You know my weakness [physical and mental];

You know my struggles and don’t stand aghast,

But end them with redeeming close embraces,

In which safe haven I may rest at last.


I thought I’d laid bare all my blemished traces,

Been ruthless, spared no vanity or pride;

I thought indeed I’d shown you all my faces.

But now a dread befalls me: though I tried,

There is one sordid truth that’s accidentally

Gone unsaid, so in the end: I’ve lied.


I see so clearly now what love demands:
Again you’ll hold my heart in your two hands.


But now, on to the Far-Flung Voice, and our conversation of some two years ago:

In the middle of what one can only describe as a nasty divorce, he suddenly found himself in bed with a married friend who lived about a quarter of an hour from his house. What sort of blew me away was the fact that my friend had been quite vocal about not @#$%-ing on the first date, should one appear.
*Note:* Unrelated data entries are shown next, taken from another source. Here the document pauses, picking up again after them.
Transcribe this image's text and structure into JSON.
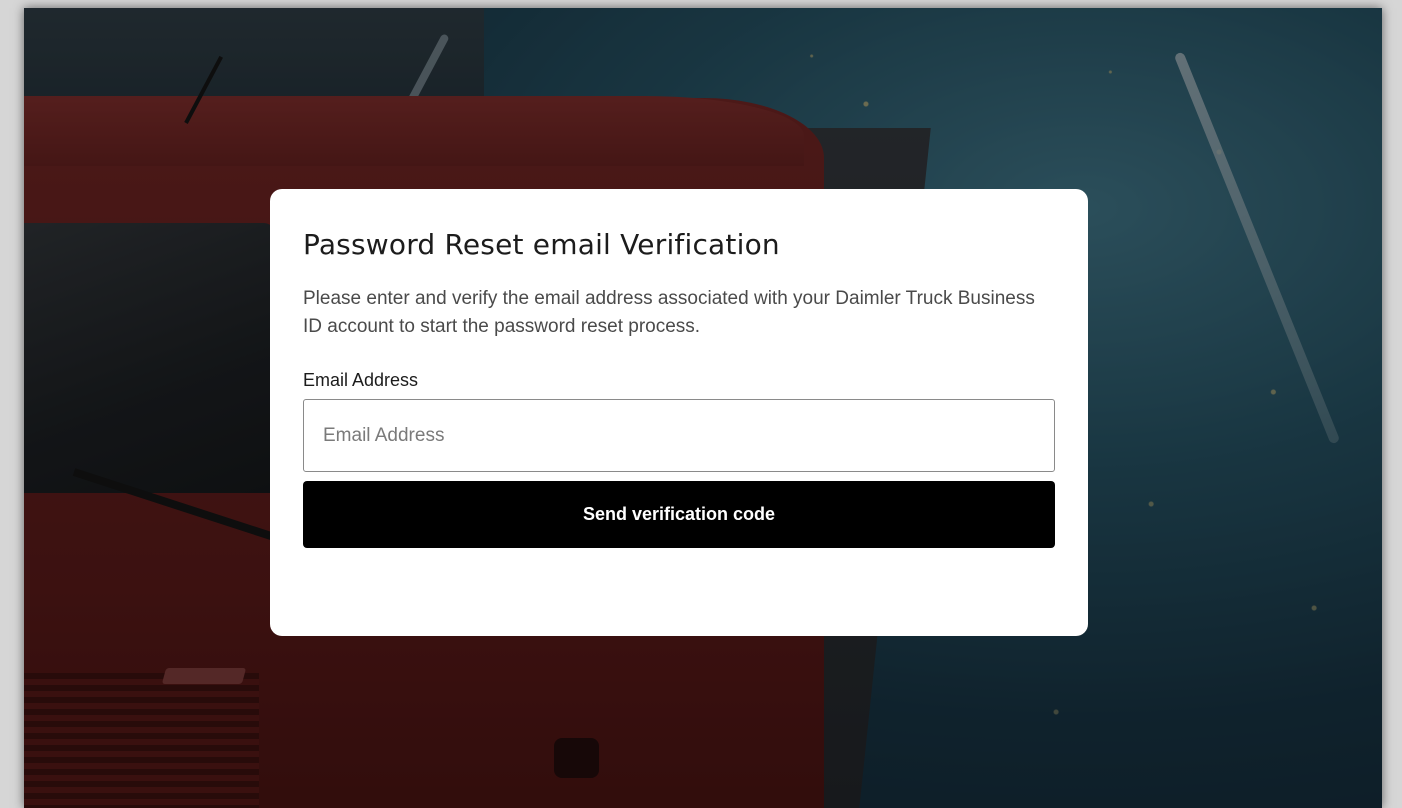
{
  "card": {
    "title": "Password Reset email Verification",
    "description": "Please enter and verify the email address associated with your Daimler Truck Business ID account to start the password reset process.",
    "email_label": "Email Address",
    "email_placeholder": "Email Address",
    "email_value": "",
    "send_button_label": "Send verification code"
  },
  "colors": {
    "button_bg": "#000000",
    "button_text": "#ffffff",
    "card_bg": "#ffffff",
    "truck_red": "#7a2624"
  }
}
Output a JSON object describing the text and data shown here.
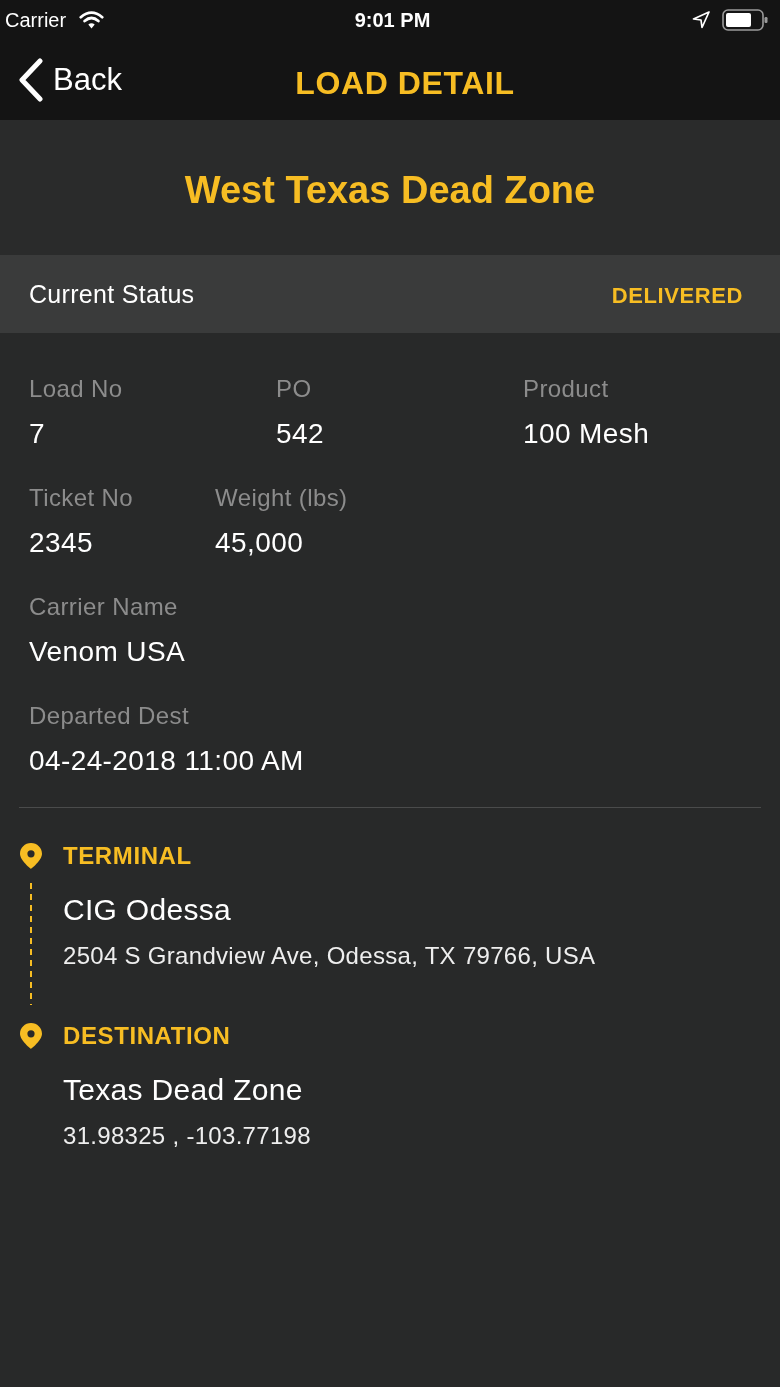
{
  "status_bar": {
    "carrier": "Carrier",
    "time": "9:01 PM"
  },
  "nav_bar": {
    "back": "Back",
    "title": "LOAD DETAIL"
  },
  "header": {
    "title": "West Texas Dead Zone"
  },
  "current_status": {
    "label": "Current Status",
    "value": "DELIVERED"
  },
  "field_rows": [
    {
      "fields": [
        {
          "label": "Load No",
          "value": "7"
        },
        {
          "label": "PO",
          "value": "542"
        },
        {
          "label": "Product",
          "value": "100 Mesh"
        }
      ]
    },
    {
      "fields": [
        {
          "label": "Ticket No",
          "value": "2345"
        },
        {
          "label": "Weight (lbs)",
          "value": "45,000"
        }
      ]
    },
    {
      "fields": [
        {
          "label": "Carrier Name",
          "value": "Venom USA"
        }
      ]
    },
    {
      "fields": [
        {
          "label": "Departed Dest",
          "value": "04-24-2018 11:00 AM"
        }
      ]
    }
  ],
  "stops": [
    {
      "heading": "TERMINAL",
      "name": "CIG Odessa",
      "address": "2504 S Grandview Ave, Odessa, TX 79766, USA"
    },
    {
      "heading": "DESTINATION",
      "name": "Texas Dead Zone",
      "coordinates": "31.98325 , -103.77198"
    }
  ]
}
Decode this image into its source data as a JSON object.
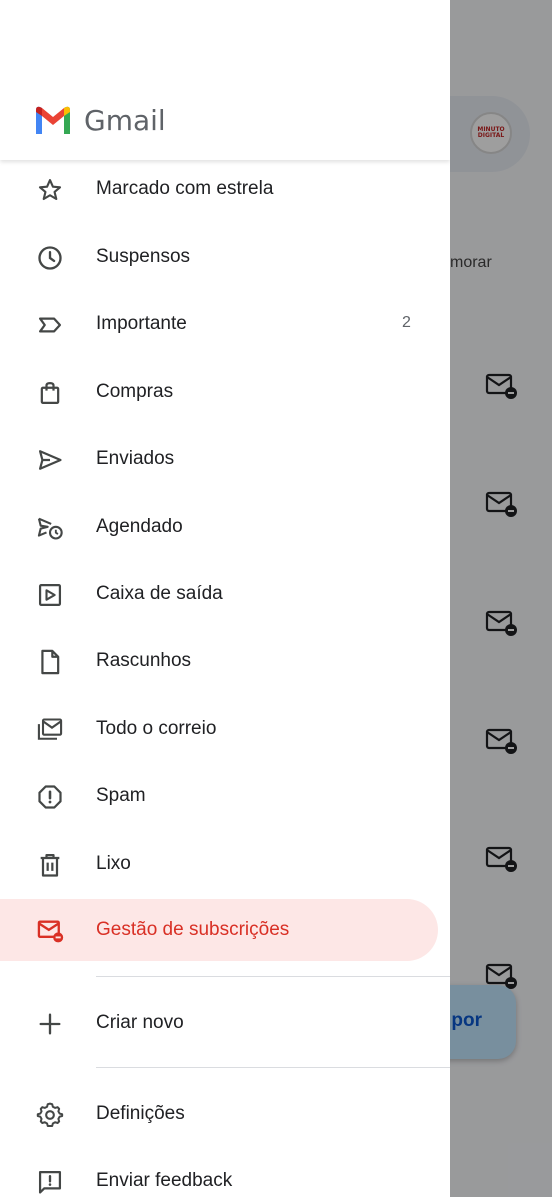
{
  "app": {
    "name": "Gmail"
  },
  "background": {
    "snooze_label_fragment": "morar",
    "compose_fab_fragment": "por",
    "avatar_logo_text": "MINUTO DIGITAL"
  },
  "drawer": {
    "items": [
      {
        "label": "Marcado com estrela",
        "icon": "star-icon"
      },
      {
        "label": "Suspensos",
        "icon": "clock-icon"
      },
      {
        "label": "Importante",
        "icon": "label-important-icon",
        "count": "2"
      },
      {
        "label": "Compras",
        "icon": "shopping-bag-icon"
      },
      {
        "label": "Enviados",
        "icon": "send-icon"
      },
      {
        "label": "Agendado",
        "icon": "schedule-send-icon"
      },
      {
        "label": "Caixa de saída",
        "icon": "outbox-icon"
      },
      {
        "label": "Rascunhos",
        "icon": "draft-icon"
      },
      {
        "label": "Todo o correio",
        "icon": "all-mail-icon"
      },
      {
        "label": "Spam",
        "icon": "spam-icon"
      },
      {
        "label": "Lixo",
        "icon": "trash-icon"
      },
      {
        "label": "Gestão de subscrições",
        "icon": "subscriptions-icon",
        "active": true
      }
    ],
    "create_new": {
      "label": "Criar novo",
      "icon": "plus-icon"
    },
    "settings": {
      "label": "Definições",
      "icon": "gear-icon"
    },
    "feedback": {
      "label": "Enviar feedback",
      "icon": "feedback-icon"
    }
  },
  "colors": {
    "active_text": "#d93025",
    "active_bg": "#fde7e6",
    "gmail_red": "#ea4335",
    "gmail_blue": "#4285f4",
    "gmail_green": "#34a853",
    "gmail_yellow": "#fbbc04"
  }
}
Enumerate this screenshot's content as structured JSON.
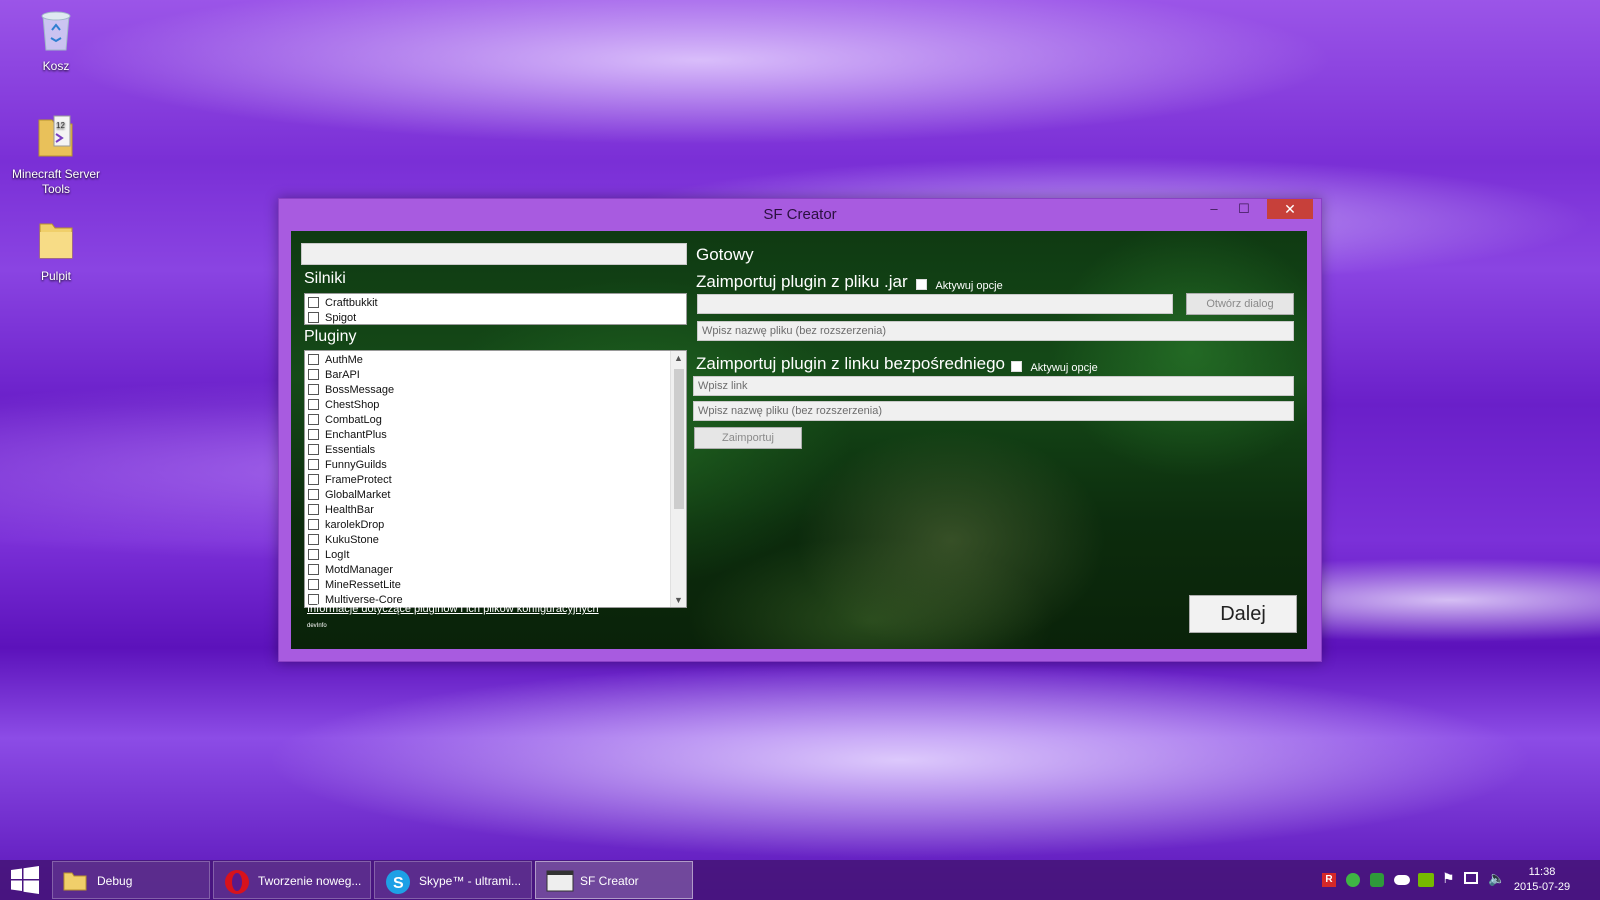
{
  "desktop": {
    "icons": [
      {
        "label": "Kosz",
        "icon": "recycle-bin-icon"
      },
      {
        "label_line1": "Minecraft Server",
        "label_line2": "Tools",
        "icon": "visual-studio-folder-icon"
      },
      {
        "label": "Pulpit",
        "icon": "folder-icon"
      }
    ]
  },
  "window": {
    "title": "SF Creator",
    "minimize": "–",
    "maximize": "☐",
    "close": "✕",
    "top_field": {
      "value": ""
    },
    "engines_label": "Silniki",
    "engines": [
      "Craftbukkit",
      "Spigot"
    ],
    "plugins_label": "Pluginy",
    "plugins": [
      "AuthMe",
      "BarAPI",
      "BossMessage",
      "ChestShop",
      "CombatLog",
      "EnchantPlus",
      "Essentials",
      "FunnyGuilds",
      "FrameProtect",
      "GlobalMarket",
      "HealthBar",
      "karolekDrop",
      "KukuStone",
      "LogIt",
      "MotdManager",
      "MineRessetLite",
      "Multiverse-Core"
    ],
    "info_link": "Informacje dotyczące pluginów i ich plików konfiguracyjnych",
    "dev_info": "devInfo",
    "status": "Gotowy",
    "import_jar_label": "Zaimportuj plugin z pliku .jar",
    "activate_options_label": "Aktywuj opcje",
    "open_dialog_button": "Otwórz dialog",
    "filename_placeholder": "Wpisz nazwę pliku (bez rozszerzenia)",
    "import_link_label": "Zaimportuj plugin z linku bezpośredniego",
    "link_placeholder": "Wpisz link",
    "import_button": "Zaimportuj",
    "next_button": "Dalej"
  },
  "taskbar": {
    "items": [
      {
        "label": "Debug",
        "icon": "folder-icon"
      },
      {
        "label": "Tworzenie noweg...",
        "icon": "opera-icon"
      },
      {
        "label": "Skype™ - ultrami...",
        "icon": "skype-icon"
      },
      {
        "label": "SF Creator",
        "icon": "app-window-icon",
        "active": true
      }
    ],
    "clock": {
      "time": "11:38",
      "date": "2015-07-29"
    },
    "colors": {
      "accent": "#a85be0",
      "close": "#c7403a"
    }
  }
}
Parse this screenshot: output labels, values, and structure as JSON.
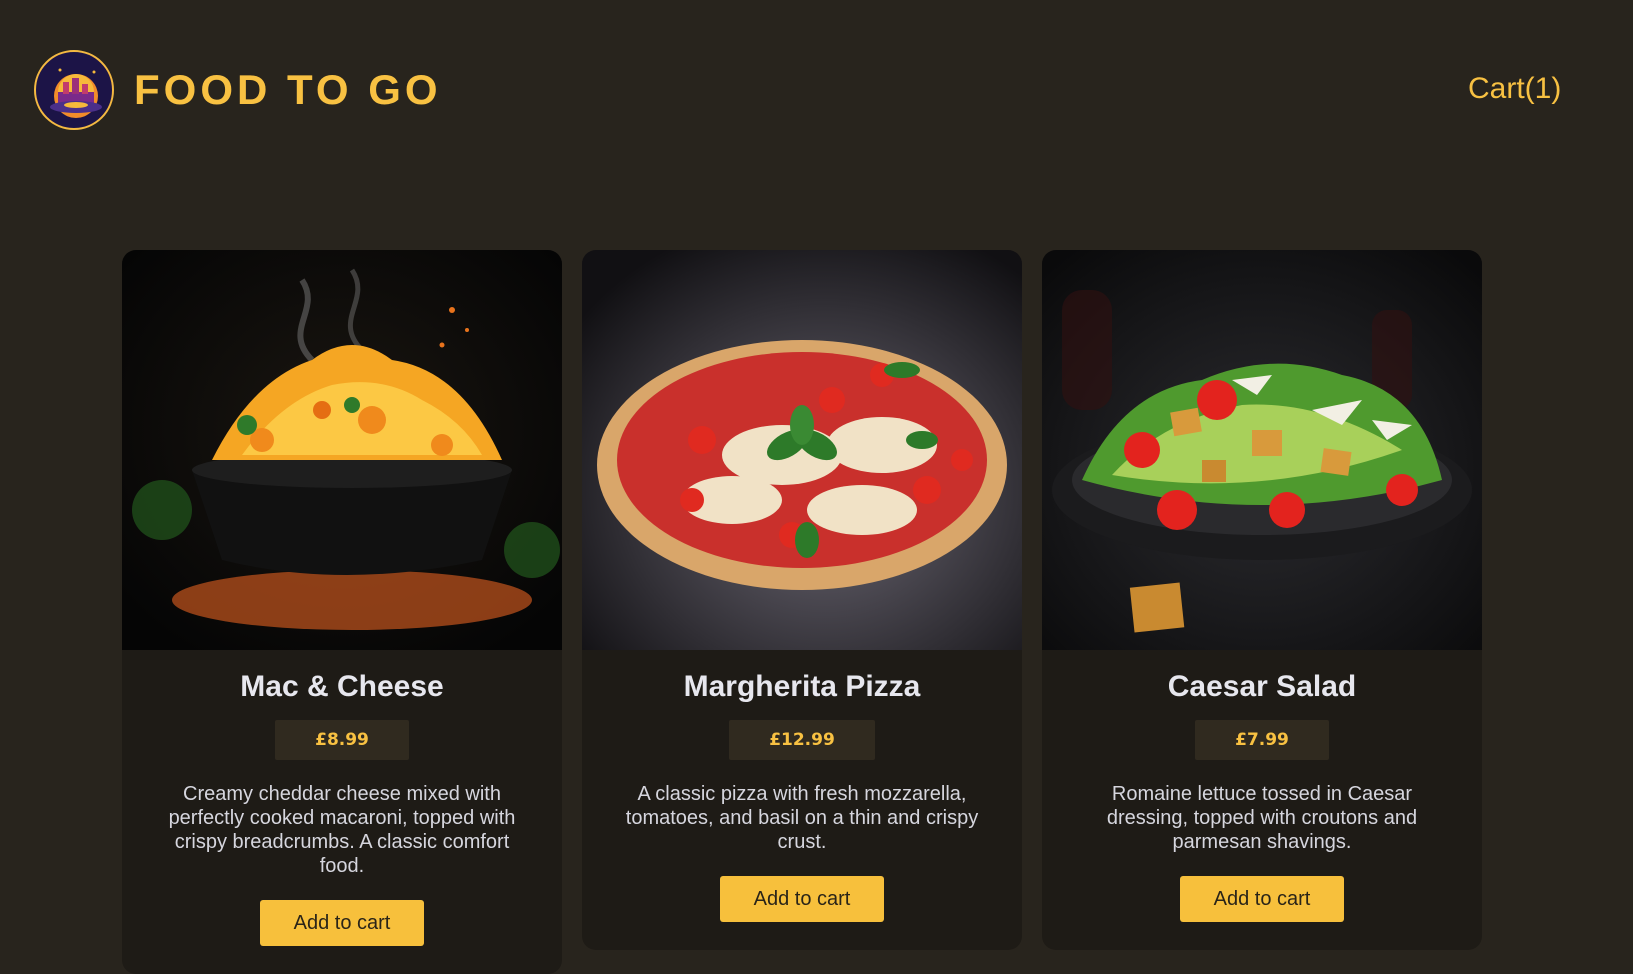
{
  "header": {
    "brand": "FOOD TO GO",
    "cart_label": "Cart(1)",
    "logo_icon": "restaurant-logo-icon"
  },
  "colors": {
    "background": "#28241d",
    "card": "#1e1b16",
    "accent": "#f8c142",
    "button": "#f7c03c"
  },
  "menu": {
    "items": [
      {
        "name": "Mac & Cheese",
        "price": "£8.99",
        "description": "Creamy cheddar cheese mixed with perfectly cooked macaroni, topped with crispy breadcrumbs. A classic comfort food.",
        "button_label": "Add to cart",
        "image_icon": "mac-and-cheese-photo"
      },
      {
        "name": "Margherita Pizza",
        "price": "£12.99",
        "description": "A classic pizza with fresh mozzarella, tomatoes, and basil on a thin and crispy crust.",
        "button_label": "Add to cart",
        "image_icon": "margherita-pizza-photo"
      },
      {
        "name": "Caesar Salad",
        "price": "£7.99",
        "description": "Romaine lettuce tossed in Caesar dressing, topped with croutons and parmesan shavings.",
        "button_label": "Add to cart",
        "image_icon": "caesar-salad-photo"
      }
    ]
  }
}
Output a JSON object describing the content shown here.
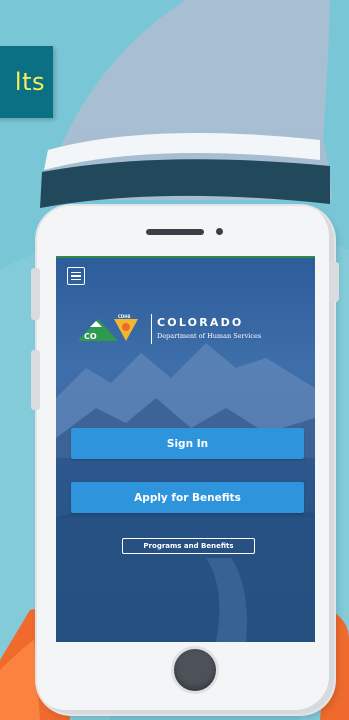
{
  "banner": {
    "text": "lts"
  },
  "phone_screen": {
    "brand": {
      "name": "COLORADO",
      "department": "Department of Human Services",
      "badge_text": "CDHS",
      "co_text": "CO"
    },
    "buttons": {
      "sign_in": "Sign In",
      "apply": "Apply for Benefits",
      "programs": "Programs and Benefits"
    },
    "icons": {
      "menu": "hamburger-menu-icon"
    }
  },
  "colors": {
    "background": "#79c6d6",
    "banner_bg": "#0c7085",
    "banner_text": "#f7ee5a",
    "primary_button": "#2e94db",
    "screen_bg": "#2f5f99",
    "rocket_orange": "#ef6a2c"
  }
}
I accused him of using that disavowal as part of the seduction process; I was beginning to believe that that was how it was perceived by others when I made it, and I was getting a bit queasy over it. He admitted that he had shed his sense of guilt in about 15 seconds after the first embrace and kiss; I suggested that what he had shed was his sense of shame, which was not quite the same thing...

and welcomed him to the state of shamelessness. I softened it for a lapsed Catholic by saying that it might well be the living in freedom beyond the law promised by the Gospels, which always looks like sin to the casual observer...

Though there are probably still limits to what we will do, we seemed to keep moving ours, and I am afraid that we will not find out what they are until we reach them. That is why living in freedom is so terrifying--not because of what may happen, though there is that, but because of what you will discover yourself capable of. That is FAR more disturbing. As, it seems, we had both found out. I am quite sure I have some surprises left in store, whether it is the Goat who takes me there or someone else. I am still sort of hoping it's the Goat at this point, just to keep things simple enough for me to deal with, but... you never know.

Living in freedom is the real "journey of discovery" that all the books and movies are about, though most of them stop short of exploring the ... adult ... nature of stepping beyond rules into freedom. But the journey is always a journey to discover yourself: The Wizard of Oz, The Lord of the Rings, etc, etc. One of the things that infuriated me about the LotR movies was the way they left out the end which is almost the whole POINT of the book [along with the necessity of Gollum, without whose greed even Frodo would have failed]: once you set on that journey, you can't just go back to where you were before. In the movie, the hobbits all come home and it's all just the way it always was; in the book, Saruman has taken his revenge in their absence by destroying the Shire, and it takes them the rest of their lives to restore it. Which is what makes J.R.R. Tolkien a Christian and Peter Jackson a nincompoop.

I reminded the FFV that it had taken all of one embrace and one kiss to send ME over the edge on
my first "date" with the Goat, so I had a pretty good idea of what went on in his apartment after he asked his friend up for coffee [as if they didn't both know what was going to happen--what did he THINK "come up for coffee" means, anyway?]. He simply said that by the time he invited him for coffee he was pretty clear about what he was hoping would happen, but he couldn't think of too many times in life that he had gotten what he wished for and found it to be what he actually needed or wanted. Now he had.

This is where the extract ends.